'Noah' deemed biblically inaccruate
If you are looking for a biblically accurate retelling of the story of Noah and the Ark, this film is not for you. “Noah” is instead a highly interpretive representation of Genesis five through nine.
As a movie, it offers gorgeous visual effects and a stellar cast, but becomes too melodramatic and absurd toward the end. Russell Crowe gives an outstanding performance as Noah, a man chosen by the creator to save the innocent from a flood sent to punish humanity for succumbing to temptation and becoming evil.
After seeing the coming judgment in a dream, Noah, his wife, three sons and adoptive daughter begin to build the ark with help from The Watchers, heavenly beings who were punished by the creator for descending to earth to help Adam and Eve after their fall. Those familiar with the biblical account will be pleased to see that at least the ark is accurately represented.
As the ark nears completion, a band of evil and desperate men led by Tubal-cain, played by the gritty Ray Winstone, arrive to claim their place on the ark. Confronted with the wickedness of men, Noah struggles to discern the creator’s intentions for those boarding the ark.
The stench of humanity is over one word powering at times during the movie, and when the rain begins to fall, “Noah” takes a dark turn as Tubal-cain’s forces fight for their lives. Crowe compellingly and eerily delivers Noah’s dogged, if misguided, determination to act justly.
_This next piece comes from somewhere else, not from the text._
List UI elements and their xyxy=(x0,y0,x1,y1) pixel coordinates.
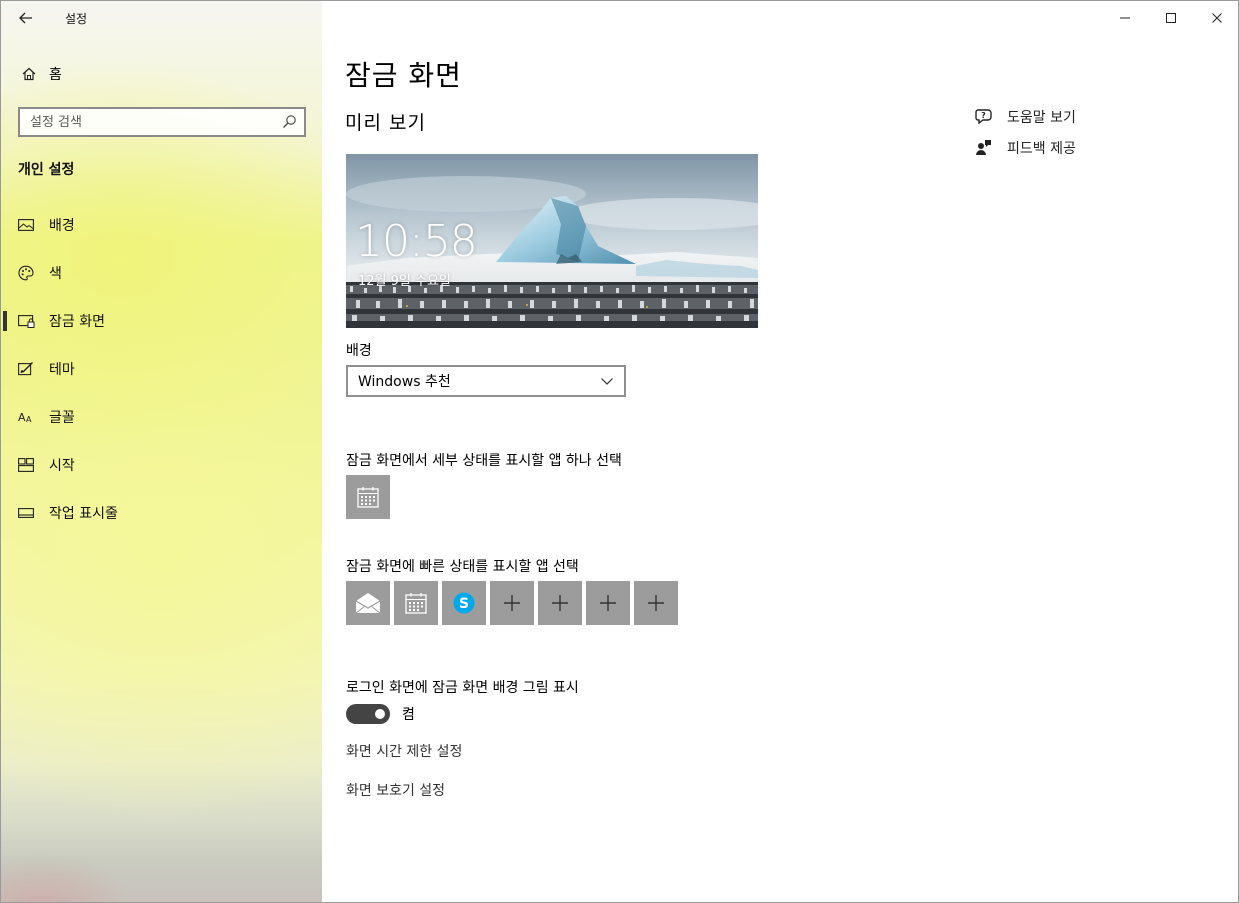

Jennifer Connelly is among the capable cast of stars as Noah’s wife, torn between protecting her children and loving her husband. Emma Watson also presents herself well as Ila, the barren, adopted daughter of Noah and love of the oldest son Shem.
Although at times the camera work is dizzying and disorienting, “Noah” is visually stunning, alternating between sweeping shots of breathtaking landscape and tight facial close ups that exhibit the strength of the cast’s performanaces.
Once the flood waters rise and Noah’s family are aboard the ark, however, the movie becomes overly dramatic, and only the skilled performance of the cast keeps the audience from looking too closely at the logical fallacies and absurdities of the plot.
While definitely not a popcorn movie with its dark, and at times disturbing, depictions of humanity, “Noah” offers some redeeming qualities. Most notably the stellar cast and awe-inspiring scenery helps salvage the weak plot and present a fairly enjoyable film.